Although prices are still off their crisis highs, we have $100+ Brent and mid-$90 NYMEX in June favoring higher oil prices for the summer. I'll stick with my December prediction that we will see NYMEX $100/bbl oil before the Fourth of July.

Daily Market Roundup

Enough talk, let's walk the walk:

Eureka Miner's Index(EMI)

This morning the Eureka Miner's Index(EMI) is above-par at 571.31, down from from yesterday's 584.86 sitting just below the 1-month moving average of 580.79. The EMI continues to trend down from the high set on January 4th.

The record high for the EMI is 816.78 set 01/04/2011; the low was set 6/7/2010 at 50.7. An EMI greater than 100 signals better times for the metals & miners relevant to Eureka County.

200-day averages are used in the EMI to normalize current mining company share price and are updated monthly. Upper and lower trend lines are updated weekly.

Eureka Outlook Dashboard

4-WD is ON - The metals & miners have hit a rough patch; The VIX or "fear index" is below 25; bellwether Freeport-McMoRan (FCX) is below its 50-day moving average headed for its 100-day average but still well above its 200-day average of $43.06 (our new warning level, 02/02 update after the FCX 2:1 stock split); 10-year Treasurys are safely below 4% preserving a low-interest rate environment.

The GREEN light is turned back on for Commodity Reflation with copper trading comfortably above $3.50/lb

The GREEN light is turned on for Stable Markets with the VIX below the 30 level (what's this?)

The YELLOW light is turned on for Inflation Watch as the Federal Reserve resumes buying Treasurys (aka QE2)

The GREEN light is turned back on for Investor Confidence as investment returns to the equity markets

The YELLOW light is turned on our Fuel Gauge with oil above $80

A ORANGE light is ON for possible adverse regulation/legislation: Mine Safety Violations, Miner's claim fee, Miner taxation, Cortez Hills, mercury emissions , General Moly Mt. Hope Water Rights, U.S. House committee debates miner workplace safety bill, R&R Partners parts ways with Nevada Mining Association

Otherwise, all lights are green on the Eureka Outlook Dashboard (upper right, what's this?)
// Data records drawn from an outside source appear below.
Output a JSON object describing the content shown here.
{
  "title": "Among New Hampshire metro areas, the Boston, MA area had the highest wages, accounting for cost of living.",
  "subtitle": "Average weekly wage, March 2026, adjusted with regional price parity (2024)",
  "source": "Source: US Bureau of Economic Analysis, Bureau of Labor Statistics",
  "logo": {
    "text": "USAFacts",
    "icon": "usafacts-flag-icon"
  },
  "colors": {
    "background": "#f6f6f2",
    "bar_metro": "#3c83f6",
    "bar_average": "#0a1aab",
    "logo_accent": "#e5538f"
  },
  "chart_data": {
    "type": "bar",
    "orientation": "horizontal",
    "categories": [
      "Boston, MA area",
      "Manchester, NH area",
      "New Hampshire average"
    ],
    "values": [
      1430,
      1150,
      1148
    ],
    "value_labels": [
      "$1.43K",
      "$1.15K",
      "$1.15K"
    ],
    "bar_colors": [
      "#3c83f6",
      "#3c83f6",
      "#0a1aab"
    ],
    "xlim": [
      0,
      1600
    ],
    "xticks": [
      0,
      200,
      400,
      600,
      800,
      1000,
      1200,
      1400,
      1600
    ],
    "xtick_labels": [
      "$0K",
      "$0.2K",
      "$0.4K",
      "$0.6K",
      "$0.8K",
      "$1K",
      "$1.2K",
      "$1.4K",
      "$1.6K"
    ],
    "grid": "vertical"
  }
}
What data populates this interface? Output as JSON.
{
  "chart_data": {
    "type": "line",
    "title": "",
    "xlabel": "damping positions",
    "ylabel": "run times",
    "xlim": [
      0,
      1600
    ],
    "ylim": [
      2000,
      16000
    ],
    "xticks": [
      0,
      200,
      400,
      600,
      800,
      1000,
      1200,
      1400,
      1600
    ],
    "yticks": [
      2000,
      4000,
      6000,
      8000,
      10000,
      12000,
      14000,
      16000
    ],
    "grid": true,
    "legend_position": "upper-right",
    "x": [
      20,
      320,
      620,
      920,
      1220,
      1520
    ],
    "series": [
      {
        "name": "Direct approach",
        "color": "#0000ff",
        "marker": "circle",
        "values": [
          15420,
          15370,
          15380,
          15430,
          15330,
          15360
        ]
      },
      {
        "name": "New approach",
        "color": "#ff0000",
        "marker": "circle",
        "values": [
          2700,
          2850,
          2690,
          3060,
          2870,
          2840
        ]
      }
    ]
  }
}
Commodity Market Morning Update

NYMEX/COMEX: Oil is up $0.29 in early trading at $87.23 (March contract, most active); Gold is up $0.2 to $1364.3 (April contract, most active); Silver is up $0.009 to $30.280 (March contract, most active); Copper is down $0.0140 to $4.5600 (March contract, most active)

Western Molybdenum Oxide is $17.00; European Molybdenum Oxide is $17.92; LME moly 3-month seller's contract is $18.14, LME cash seller is $17.96

Stock Market Morning Update

The DOW is down 6.51 points to 12,226.64; the S&P 500 is down 3.75 at 1320.82. Miners are down:

Barrick (ABX) $48.21 down 0.99%
Newmont (NEM) $58.14 down 0.22%
US Gold (UXG) $7.48 down 2.22%
General Moly (Eureka Moly, LLC) (GMO) $5.46 down 3.19%
Thompson Creek (TC) $13.83 down 1.50%
Freeport-McMoRan (FCX) $54.74 down 1.63% (a bellwether mining stock spanning copper, gold & molybdenum)

The Steels are down (a "tell" for General Moly & Thompson Creek):

ArcelorMittal (MT) $37.82 down 1.28% - global steel producer
POSCO (PKX) $108.06 down 2.03% - South Korean integrated steel producer

The Eureka Miner's Grubstake Portfolio is is down 1.26% at $1,781,290.21(what's this?).


Colonel Possum

Note 1 - West Texas intermediate (WTI), also known as Texas light sweet, is a type of crude oil used as a benchmark in oil pricing and is the underlying commodity of New York Mercantile Exchange's (NYMEX) oil futures contracts. The price of WTI is often referenced in North American news reports on oil prices, alongside the price of North Sea Brent crude (Wiki).